Updated

By Tevi TroyFormer Deputy Secretary of Health and Human Services

This week FOX Business Network reported that Congress is looking at three health insurance changes:

  • A mandate for individuals to purchase insurance
  • A mandate for businesses to provide insurance or pay into a pool
  • Some kind of national health insurance exchange

Regarding the exchange idea, whether it is a good idea depends on how it is configured. If it allows individuals to purchase insurance across state lines, thereby allowing individuals to avoid expensive state "mandates" -- requirements that plans cover very specific conditions, rather than allowing plans to develop options that consumers want -- then it could be a very good development. Unfortunately, I am hearing that Congress is unlikely to make that reform, which makes the exchanges less useful.

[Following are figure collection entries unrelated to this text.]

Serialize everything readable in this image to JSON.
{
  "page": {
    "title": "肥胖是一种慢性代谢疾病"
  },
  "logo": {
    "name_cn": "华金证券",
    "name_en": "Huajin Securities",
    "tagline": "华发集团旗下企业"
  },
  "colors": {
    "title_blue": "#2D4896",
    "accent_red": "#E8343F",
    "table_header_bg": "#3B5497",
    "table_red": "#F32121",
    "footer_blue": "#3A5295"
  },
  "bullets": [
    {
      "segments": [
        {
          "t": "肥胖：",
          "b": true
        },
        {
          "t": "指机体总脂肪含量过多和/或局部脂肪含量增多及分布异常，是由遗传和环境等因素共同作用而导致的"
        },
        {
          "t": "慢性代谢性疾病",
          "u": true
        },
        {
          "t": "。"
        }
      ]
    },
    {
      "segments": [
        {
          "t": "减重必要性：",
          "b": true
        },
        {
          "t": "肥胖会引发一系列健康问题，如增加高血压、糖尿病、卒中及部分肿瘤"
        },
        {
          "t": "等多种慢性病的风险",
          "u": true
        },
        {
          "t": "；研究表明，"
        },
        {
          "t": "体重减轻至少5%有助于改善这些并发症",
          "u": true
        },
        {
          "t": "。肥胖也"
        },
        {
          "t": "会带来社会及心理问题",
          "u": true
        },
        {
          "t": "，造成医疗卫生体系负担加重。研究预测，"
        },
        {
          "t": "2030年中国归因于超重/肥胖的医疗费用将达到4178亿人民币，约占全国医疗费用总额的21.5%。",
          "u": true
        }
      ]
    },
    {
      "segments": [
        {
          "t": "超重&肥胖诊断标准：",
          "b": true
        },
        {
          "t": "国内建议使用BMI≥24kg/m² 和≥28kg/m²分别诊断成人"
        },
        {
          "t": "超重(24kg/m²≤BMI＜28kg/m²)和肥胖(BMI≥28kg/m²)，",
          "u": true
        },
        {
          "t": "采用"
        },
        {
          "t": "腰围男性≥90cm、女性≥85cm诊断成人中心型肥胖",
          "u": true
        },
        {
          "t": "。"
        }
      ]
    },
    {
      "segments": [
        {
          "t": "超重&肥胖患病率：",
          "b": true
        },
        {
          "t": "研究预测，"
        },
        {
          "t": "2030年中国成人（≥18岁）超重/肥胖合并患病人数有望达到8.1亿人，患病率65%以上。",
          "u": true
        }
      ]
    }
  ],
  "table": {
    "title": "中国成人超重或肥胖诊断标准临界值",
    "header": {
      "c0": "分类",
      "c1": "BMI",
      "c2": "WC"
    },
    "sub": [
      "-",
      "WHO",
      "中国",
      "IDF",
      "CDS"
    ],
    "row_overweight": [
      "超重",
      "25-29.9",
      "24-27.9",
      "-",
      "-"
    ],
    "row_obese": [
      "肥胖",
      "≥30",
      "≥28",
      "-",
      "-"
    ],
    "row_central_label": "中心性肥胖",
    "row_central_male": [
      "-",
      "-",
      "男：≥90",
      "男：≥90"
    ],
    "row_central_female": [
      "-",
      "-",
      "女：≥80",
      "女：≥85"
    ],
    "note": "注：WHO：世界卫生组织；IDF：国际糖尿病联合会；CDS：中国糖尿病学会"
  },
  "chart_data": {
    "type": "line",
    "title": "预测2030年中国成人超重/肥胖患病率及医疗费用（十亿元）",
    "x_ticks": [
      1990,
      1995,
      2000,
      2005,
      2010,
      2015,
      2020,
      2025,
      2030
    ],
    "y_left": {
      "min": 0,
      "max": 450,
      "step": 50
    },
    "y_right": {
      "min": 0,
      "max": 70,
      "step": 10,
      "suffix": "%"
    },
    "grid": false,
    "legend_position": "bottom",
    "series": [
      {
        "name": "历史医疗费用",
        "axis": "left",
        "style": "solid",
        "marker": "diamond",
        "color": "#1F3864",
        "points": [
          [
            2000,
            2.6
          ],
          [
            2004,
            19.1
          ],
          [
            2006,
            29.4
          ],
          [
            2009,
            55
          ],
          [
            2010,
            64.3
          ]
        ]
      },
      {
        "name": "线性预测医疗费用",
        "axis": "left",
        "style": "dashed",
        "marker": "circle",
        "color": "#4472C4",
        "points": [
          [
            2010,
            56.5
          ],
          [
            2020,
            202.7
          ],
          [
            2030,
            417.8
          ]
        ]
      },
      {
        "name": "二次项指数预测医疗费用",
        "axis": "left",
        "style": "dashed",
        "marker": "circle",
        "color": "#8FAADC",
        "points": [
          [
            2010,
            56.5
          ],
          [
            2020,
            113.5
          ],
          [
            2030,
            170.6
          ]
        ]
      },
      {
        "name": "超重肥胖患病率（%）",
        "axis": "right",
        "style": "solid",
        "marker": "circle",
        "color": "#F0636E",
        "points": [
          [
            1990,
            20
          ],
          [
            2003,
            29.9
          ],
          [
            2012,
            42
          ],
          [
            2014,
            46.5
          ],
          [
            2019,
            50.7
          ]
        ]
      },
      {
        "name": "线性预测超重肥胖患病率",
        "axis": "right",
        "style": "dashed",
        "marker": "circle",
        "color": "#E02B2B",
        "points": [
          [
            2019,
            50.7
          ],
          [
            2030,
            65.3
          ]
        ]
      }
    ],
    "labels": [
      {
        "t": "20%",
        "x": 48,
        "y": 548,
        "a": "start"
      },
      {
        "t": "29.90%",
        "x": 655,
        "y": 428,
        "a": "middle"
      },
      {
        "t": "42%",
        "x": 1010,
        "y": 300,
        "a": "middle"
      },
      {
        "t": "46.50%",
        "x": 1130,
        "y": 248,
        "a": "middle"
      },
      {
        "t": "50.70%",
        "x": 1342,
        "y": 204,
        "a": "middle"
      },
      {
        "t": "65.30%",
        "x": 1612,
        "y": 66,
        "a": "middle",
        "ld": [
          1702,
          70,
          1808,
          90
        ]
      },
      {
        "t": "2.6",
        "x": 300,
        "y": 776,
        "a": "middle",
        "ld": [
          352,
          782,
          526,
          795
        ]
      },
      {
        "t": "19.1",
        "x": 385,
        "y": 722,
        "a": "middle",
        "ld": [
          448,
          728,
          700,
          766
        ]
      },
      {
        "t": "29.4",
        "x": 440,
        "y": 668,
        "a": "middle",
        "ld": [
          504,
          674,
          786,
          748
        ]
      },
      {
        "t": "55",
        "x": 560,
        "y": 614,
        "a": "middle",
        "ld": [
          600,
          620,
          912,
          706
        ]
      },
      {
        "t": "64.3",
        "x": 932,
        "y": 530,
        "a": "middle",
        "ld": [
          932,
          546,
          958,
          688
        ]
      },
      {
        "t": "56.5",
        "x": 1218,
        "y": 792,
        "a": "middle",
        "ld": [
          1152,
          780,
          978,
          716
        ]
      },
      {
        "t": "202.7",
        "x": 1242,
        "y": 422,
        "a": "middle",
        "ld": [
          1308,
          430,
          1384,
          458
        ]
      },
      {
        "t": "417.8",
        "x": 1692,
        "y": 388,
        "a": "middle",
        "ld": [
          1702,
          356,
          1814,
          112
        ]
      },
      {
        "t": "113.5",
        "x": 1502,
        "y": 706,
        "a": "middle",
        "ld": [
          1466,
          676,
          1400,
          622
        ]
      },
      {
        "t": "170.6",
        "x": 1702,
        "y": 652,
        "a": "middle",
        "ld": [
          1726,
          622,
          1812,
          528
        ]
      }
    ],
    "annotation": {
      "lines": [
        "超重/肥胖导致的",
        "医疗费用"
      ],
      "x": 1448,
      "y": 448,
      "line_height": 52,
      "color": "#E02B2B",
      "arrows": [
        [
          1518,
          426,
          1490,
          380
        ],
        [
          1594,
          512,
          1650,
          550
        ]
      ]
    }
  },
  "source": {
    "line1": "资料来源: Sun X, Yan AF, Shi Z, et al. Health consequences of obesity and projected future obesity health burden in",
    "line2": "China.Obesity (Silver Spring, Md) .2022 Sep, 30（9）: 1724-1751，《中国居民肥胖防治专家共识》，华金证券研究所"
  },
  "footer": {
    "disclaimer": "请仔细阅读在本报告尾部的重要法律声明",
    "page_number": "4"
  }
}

A better way of going about this, which does include a reform to allow individuals to purchase insurance across state lines, is a plan that was promoted this week by Senators Richard Burr and Tom Coburn, and described by Duncan Currie in the National Review Online. It would create a refundable tax credit to allow individuals to purchase health insurance, and allow individuals to use money in their Health Savings Accounts to pay for insurance premiums. Senators Coburn and Burr also call for auto-enrollment of eligible individuals into public health programs, a clever mechanism for handling the estimated 20% of the uninsured who are eligible for public forms of coverage but are just not taking advantage of it. It also focuses on prevention of the five chronic conditions that account for roughly 75% of our health care costs . This plan tackles the specific problems of health care rather than changing the whole game for everyone, which is a smart way of going about things.